April 3, 2008 Vol. 1, Issue 3
ASK the Academy posed five questions to former NASA Administrator Dr. Robert A. Frosch.
Dr. Robert A. Frosch served as the fifth NASA Administrator from 1977-1981. Before coming to NASA, he held a number of executive positions in scientific and technical organizations: Director for Nuclear Test Detection and Deputy Director of the Advanced Research Projects Agency in the Department of Defense; Assistant Secretary of the Navy for Research and Development; Assistant Executive Director of the United Nations Environment Programme; and Associate Director for Applied Oceanography of the Woods Hole Oceanographic Institution. After leaving NASA, he became Vice President of General Motors Corporation (GM) in charge of Research Laboratories, a position he held until retiring from GM in 1993. He is currently a Senior Associate at the Harvard Kennedy School’s Belfer Center for Science and International Affairs.

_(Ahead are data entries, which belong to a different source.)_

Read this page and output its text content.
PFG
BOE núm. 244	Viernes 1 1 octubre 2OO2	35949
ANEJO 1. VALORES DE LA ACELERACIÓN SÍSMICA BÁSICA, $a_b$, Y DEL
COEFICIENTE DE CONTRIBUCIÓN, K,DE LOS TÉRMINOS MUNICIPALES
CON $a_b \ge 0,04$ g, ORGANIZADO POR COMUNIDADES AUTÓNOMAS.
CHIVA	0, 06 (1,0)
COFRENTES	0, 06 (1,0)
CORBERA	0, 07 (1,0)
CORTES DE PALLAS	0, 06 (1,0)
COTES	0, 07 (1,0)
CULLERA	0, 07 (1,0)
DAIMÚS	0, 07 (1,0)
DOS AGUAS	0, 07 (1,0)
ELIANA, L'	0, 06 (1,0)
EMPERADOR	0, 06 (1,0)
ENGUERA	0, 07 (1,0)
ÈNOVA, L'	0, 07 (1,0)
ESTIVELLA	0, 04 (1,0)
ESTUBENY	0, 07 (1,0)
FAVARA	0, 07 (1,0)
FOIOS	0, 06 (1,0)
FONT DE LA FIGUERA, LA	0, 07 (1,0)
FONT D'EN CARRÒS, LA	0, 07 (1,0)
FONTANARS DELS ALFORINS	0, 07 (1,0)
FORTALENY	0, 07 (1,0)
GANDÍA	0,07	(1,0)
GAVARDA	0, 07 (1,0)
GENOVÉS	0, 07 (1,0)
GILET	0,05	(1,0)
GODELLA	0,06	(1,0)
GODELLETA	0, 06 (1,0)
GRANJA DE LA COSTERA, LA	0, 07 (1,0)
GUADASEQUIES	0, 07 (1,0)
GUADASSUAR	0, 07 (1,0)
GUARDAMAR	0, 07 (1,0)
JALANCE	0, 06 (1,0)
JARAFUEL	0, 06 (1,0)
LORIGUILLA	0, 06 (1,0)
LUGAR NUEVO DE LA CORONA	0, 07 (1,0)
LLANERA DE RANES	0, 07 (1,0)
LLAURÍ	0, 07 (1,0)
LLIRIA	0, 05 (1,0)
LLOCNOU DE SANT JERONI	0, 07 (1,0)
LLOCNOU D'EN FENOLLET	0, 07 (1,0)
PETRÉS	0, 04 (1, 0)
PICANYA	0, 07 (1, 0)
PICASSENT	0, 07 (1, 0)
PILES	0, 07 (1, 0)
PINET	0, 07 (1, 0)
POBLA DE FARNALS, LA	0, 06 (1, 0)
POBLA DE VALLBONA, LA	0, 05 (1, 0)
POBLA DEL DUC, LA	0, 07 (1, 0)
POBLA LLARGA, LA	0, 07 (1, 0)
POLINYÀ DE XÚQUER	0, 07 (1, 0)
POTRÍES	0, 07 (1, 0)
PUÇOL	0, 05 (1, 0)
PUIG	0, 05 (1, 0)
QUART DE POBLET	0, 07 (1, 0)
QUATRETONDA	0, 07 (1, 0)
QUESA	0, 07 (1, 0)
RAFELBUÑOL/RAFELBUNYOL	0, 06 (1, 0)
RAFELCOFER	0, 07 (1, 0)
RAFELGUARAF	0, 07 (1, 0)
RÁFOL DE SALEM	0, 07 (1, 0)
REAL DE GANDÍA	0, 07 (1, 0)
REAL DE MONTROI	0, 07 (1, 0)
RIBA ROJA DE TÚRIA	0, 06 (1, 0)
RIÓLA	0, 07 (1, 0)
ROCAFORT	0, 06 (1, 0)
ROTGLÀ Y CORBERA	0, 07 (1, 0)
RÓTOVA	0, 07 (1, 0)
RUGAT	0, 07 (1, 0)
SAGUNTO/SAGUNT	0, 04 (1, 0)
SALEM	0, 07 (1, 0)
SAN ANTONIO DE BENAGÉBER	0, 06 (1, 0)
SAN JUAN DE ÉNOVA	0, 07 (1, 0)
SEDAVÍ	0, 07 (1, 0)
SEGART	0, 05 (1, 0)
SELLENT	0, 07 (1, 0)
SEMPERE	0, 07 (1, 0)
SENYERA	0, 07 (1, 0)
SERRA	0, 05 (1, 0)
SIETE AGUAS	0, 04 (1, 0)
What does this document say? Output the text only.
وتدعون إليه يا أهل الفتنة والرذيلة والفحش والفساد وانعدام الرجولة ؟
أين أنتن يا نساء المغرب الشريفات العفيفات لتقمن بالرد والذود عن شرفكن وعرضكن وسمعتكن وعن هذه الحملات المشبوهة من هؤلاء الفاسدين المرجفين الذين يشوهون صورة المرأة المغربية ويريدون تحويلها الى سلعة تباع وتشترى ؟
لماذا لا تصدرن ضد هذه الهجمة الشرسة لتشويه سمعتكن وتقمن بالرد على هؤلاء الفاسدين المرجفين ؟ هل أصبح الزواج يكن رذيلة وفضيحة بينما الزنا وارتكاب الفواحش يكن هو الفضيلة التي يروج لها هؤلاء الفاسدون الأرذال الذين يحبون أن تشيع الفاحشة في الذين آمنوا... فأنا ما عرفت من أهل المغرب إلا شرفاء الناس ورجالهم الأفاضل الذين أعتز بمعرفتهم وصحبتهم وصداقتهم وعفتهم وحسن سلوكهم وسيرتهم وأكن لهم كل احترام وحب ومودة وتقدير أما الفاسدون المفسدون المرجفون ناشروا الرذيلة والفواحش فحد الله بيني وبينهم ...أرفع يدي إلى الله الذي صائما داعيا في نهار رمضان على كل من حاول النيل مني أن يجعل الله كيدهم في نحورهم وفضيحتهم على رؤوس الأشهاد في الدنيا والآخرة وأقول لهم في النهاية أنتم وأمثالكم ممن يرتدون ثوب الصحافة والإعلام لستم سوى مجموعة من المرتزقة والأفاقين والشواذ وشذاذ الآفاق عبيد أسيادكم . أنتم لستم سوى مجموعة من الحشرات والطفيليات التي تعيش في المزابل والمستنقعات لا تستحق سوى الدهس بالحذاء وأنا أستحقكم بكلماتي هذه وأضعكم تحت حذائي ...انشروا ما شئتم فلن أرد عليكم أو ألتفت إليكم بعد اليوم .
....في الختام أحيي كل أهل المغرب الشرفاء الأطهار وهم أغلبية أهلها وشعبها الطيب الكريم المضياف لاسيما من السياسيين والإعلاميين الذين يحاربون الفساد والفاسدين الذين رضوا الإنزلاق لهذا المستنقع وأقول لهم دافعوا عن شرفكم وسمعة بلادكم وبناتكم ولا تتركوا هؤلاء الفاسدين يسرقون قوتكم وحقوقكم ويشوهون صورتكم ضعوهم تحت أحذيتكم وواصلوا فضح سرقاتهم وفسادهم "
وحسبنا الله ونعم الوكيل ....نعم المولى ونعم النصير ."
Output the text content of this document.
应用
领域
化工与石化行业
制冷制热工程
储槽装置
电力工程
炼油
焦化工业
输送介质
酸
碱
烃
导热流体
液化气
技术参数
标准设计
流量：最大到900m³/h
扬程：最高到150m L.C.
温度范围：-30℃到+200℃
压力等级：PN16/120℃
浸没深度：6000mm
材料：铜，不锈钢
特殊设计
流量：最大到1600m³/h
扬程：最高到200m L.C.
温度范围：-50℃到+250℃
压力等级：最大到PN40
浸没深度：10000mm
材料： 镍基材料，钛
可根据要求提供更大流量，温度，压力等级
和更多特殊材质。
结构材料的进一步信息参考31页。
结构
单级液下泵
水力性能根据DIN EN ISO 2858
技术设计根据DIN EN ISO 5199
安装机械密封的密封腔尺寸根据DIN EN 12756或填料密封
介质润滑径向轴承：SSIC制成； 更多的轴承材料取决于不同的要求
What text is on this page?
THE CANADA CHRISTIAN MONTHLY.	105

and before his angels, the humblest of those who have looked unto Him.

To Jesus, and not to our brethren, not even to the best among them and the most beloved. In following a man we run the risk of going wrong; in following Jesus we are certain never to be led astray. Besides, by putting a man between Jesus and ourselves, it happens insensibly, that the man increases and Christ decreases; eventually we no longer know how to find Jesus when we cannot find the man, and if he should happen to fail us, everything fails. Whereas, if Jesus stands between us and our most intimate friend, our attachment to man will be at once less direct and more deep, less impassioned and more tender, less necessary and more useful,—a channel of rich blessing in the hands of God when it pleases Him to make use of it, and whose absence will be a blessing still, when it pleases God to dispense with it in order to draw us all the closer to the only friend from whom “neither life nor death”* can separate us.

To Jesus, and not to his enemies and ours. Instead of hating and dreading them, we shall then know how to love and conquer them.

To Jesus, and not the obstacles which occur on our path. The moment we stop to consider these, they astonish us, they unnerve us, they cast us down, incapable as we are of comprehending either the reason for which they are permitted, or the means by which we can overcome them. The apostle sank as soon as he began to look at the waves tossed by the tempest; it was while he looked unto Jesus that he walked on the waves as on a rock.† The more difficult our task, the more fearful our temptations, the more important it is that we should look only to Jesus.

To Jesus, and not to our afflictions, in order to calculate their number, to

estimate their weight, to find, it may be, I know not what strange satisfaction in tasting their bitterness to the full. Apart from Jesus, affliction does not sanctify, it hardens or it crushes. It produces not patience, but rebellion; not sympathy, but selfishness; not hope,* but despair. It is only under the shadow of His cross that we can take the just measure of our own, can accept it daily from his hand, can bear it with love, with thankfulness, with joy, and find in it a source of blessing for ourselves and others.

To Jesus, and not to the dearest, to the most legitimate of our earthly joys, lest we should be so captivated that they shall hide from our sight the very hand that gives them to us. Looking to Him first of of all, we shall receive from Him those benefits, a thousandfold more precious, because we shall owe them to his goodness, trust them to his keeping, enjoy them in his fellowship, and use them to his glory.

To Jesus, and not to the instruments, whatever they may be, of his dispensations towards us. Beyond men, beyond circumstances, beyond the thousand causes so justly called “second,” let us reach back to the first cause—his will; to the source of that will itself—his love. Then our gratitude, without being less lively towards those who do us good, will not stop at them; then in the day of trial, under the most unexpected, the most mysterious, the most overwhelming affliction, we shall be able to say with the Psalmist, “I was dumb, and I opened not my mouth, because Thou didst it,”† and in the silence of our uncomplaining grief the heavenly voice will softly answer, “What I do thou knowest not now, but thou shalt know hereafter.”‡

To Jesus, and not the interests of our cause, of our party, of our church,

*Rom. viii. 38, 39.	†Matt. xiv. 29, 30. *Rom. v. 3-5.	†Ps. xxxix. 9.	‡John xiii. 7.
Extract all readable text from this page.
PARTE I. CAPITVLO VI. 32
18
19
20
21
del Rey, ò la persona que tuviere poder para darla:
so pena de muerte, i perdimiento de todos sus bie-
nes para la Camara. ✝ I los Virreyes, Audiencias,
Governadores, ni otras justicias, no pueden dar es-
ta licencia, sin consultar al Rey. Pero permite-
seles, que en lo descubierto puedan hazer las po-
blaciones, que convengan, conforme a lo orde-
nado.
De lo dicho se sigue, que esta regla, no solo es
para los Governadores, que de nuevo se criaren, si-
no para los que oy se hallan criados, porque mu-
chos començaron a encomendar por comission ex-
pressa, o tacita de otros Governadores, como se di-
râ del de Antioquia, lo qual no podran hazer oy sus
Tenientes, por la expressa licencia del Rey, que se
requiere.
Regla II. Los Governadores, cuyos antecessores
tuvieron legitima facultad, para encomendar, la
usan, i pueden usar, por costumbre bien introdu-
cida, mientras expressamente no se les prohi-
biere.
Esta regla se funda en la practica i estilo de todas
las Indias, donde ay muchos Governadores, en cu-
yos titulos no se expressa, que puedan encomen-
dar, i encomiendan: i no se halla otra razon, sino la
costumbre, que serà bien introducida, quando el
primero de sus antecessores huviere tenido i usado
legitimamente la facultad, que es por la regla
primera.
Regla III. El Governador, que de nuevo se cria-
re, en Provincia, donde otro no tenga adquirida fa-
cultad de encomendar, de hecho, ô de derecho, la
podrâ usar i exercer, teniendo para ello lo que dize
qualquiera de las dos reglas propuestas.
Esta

ASK the Academy: Your tenure as NASA Administrator coincided with the most active period of development for the Space Shuttle. What are your thoughts as the Shuttle nears its retirement in 2010?
Robert Frosch: During development, we (I, at any rate) saw it as an R&D project, with important operational capabilities, for the next stage of learning to use and explore space. I did not think of it as ever becoming “operational” in the sense, for example, of a commercial airliner. In actual use, it did not fulfill our expectations, or our hopes, for cost, flight rate, or increasing ease of operation. In part, at least, this was because of too much pressure to be “operational,” which did not allow for the developmental experimentation needed to evolve the system to be really more operational. I fear this error will continue to be made.
While the “continuing development” mode is expensive, it’s not as expensive as claiming development is over before it is, and moving too soon into supposedly routine operations.
Academy: The Shuttle was the last large-scale manned space flight development effort at NASA before the Vision for Space Exploration was announced. How would you describe the design and development culture at NASA during your years as Administrator?
RF: The phrase that comes to mind is “intense and optimistic.” NASA people tended to see it as the next logical phase of development in manned flight and exploration. At the same time, there was disappointment that the whole system was not being developed — only the shuttle part — and there was some impatience about the possibility of a space station of some kind. There was also a feeling of “neglect,” of not enough public interest in getting on with manned exploration. I characterized it as: ‘nostalgie de sputnik’: when will some event get the public charged up about NASA?
There was, however, real excitement about earth observation, and deep space science, both of which were making great strides, and generating a lot of excitement, with many new ideas floating around, and some being put into practice.
It is also worth noting that there were important, if not flashy, developments in aeronautics being made, such as quieter turbofan engines, the introduction of engineered composites into the secondary and primary structure, etc. These gave a serious sense of accomplishment to the development community.
Academy: As the Shuttle program winds down before the next manned space flight system comes on line, there is concern within the broad aerospace community about a loss of knowledge during the gap. Given your experience guiding NASA between Apollo and the Shuttle, do you have any thoughts about how this can or should be handled?
RF: New, younger scientists and engineers should continue to be brought into the agency, some by rotation, as the older people retire. It is also useful to use a cadre of the retired as active advisors, sometimes functioning as “advisory mentors” to the younger recruits. It is also important to keep sponsored contact with science and engineering schools and faculties.
Academy: Your career has taken in you into many areas of science and technology, including some far afield from aerospace. Do you feel that there’s always been a common thread among the various positions you’ve held?
RF: All competent R&D organizations look alike to me. When they are good they have a sense of excitement, a natural team interdisciplinarity, and an interest in careful innovation, not just in engineering and science matters, but in organizational matters and ways of working. Especially in retrospect, but also to a large degree as it happened, I felt I was moving from place to place in a large, connected R&D community. People from any place I have been, especially the best people, would adapt rapidly, feel at home in any of them, and be rapidly ready to contribute.
The above is true even though, in any large organization, there are people and parts that appear to be dedicated to making sure nothing happens. That is a fact of the nature of necessary bureaucracy; there is always a battle of the creators versus the controlling. In good places the battle for the balance invigorates all the participants.
Academy: As someone who has managed a number of diverse technical organizations, what conclusions have you reached about developing the people who have worked for you?
RF: Developing the people is part of the inherent job of an innovative R&D organization. There should be continual internal recruiting, by all levels of management, for people who would benefit from more educational experiences, whether that is formal course and degree-taking, or temporary exchanges with other organizations, or internal exchanges, assignments to teams, etc. This is not a “tax,” it’s a system of invigoration: it “pays off,” usually soon (in R&D time terms), and frequently in unanticipated but very important ways.